A doctor’s order in not required for testing.
“Making tests available is one of the most important things we can do to prevent further spread of COVID-19 and keep our community safe,” said Dr. Scott Brady, president and CEO of AdventHealth Centra Care. “We’re asking people to stay home and practice social distancing, so bringing testing closer to where they live is essential.”
Wiped out of toilet paper? Here’s why
Finding toilet paper in a global pandemic is a struggle. That’s because it’s part of a very tight supply chain. Toilet paper is so bulky and cheap that stores don’t keep big inventories on hand.
So as more households buy a little extra, that causes a lot of disruption. Also, household demand is up 40% as offices and schools close, but toilet paper companies can’t easily switch to make more household paper because commercial paper is very different.

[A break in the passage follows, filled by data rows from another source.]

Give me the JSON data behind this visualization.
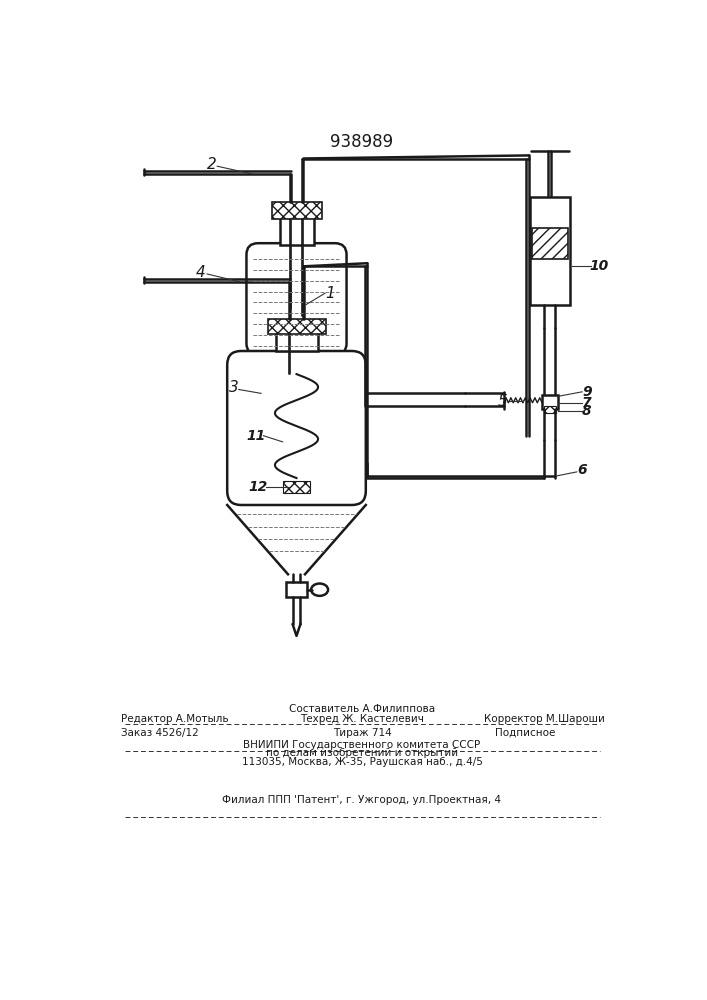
{
  "patent_num": "938989",
  "bg_color": "#ffffff",
  "lc": "#1a1a1a",
  "footer": {
    "line1_center": "Составитель А.Филиппова",
    "line2_left": "Редактор А.Мотыль",
    "line2_center": "Техред Ж. Кастелевич",
    "line2_right": "Корректор М.Шароши",
    "line3_left": "Заказ 4526/12",
    "line3_center": "Тираж 714",
    "line3_right": "Подписное",
    "line4": "ВНИИПИ Государственного комитета СССР",
    "line5": "по делам изобретений и открытий",
    "line6": "113035, Москва, Ж-35, Раушская наб., д.4/5",
    "line7": "Филиал ППП 'Патент', г. Ужгород, ул.Проектная, 4"
  }
}
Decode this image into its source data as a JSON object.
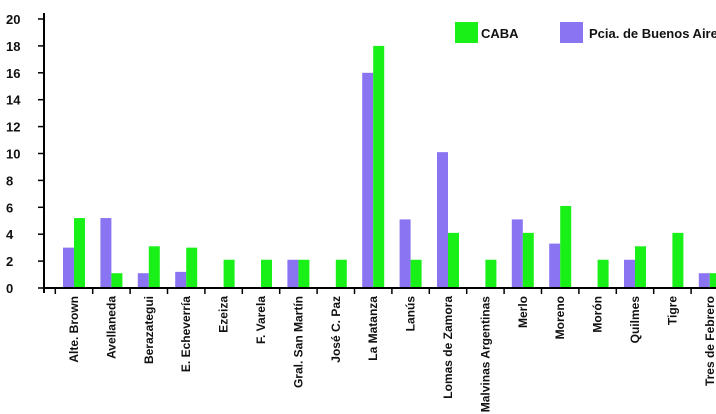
{
  "chart_data": {
    "type": "bar",
    "title": "",
    "xlabel": "",
    "ylabel": "",
    "ylim": [
      0,
      20
    ],
    "yticks": [
      0,
      2,
      4,
      6,
      8,
      10,
      12,
      14,
      16,
      18,
      20
    ],
    "grid": false,
    "legend_position": "top-right",
    "categories": [
      "Alte. Brown",
      "Avellaneda",
      "Berazategui",
      "E. Echeverría",
      "Ezeiza",
      "F. Varela",
      "Gral. San Martín",
      "José C. Paz",
      "La Matanza",
      "Lanús",
      "Lomas de Zamora",
      "Malvinas Argentinas",
      "Merlo",
      "Moreno",
      "Morón",
      "Quilmes",
      "Tigre",
      "Tres de Febrero"
    ],
    "series": [
      {
        "name": "Pcia. de Buenos Aires",
        "color": "#8a74f2",
        "values": [
          3,
          5.2,
          1.1,
          1.2,
          0,
          0,
          2.1,
          0,
          16,
          5.1,
          10.1,
          0,
          5.1,
          3.3,
          0,
          2.1,
          0,
          1.1
        ]
      },
      {
        "name": "CABA",
        "color": "#18f018",
        "values": [
          5.2,
          1.1,
          3.1,
          3,
          2.1,
          2.1,
          2.1,
          2.1,
          18,
          2.1,
          4.1,
          2.1,
          4.1,
          6.1,
          2.1,
          3.1,
          4.1,
          1.1
        ]
      }
    ]
  }
}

There is some good news. Analysts say the panic buying from mid-March has eased somewhat, and toilet paper companies say they’re making fewer varieties in an effort to speed product to stores.
What You Can Do to Keep Yourself and Your Family Healthy
- Take everyday preventive actions to stay healthy.
- Avoid close contact with people who are sick.
- Avoid touching your eyes, nose, and mouth.
- Stay home when you are sick.
- Cover your cough or sneeze with a tissue, then throw the tissue in the trash.
- Clean and disinfect frequently touched objects and surfaces using a regular household cleaning spray or wipe.
- Wash your hands often with soap and water for at least 20 seconds.
- Followpublic health advice regarding school closures, avoiding crowds and other social distancing measures.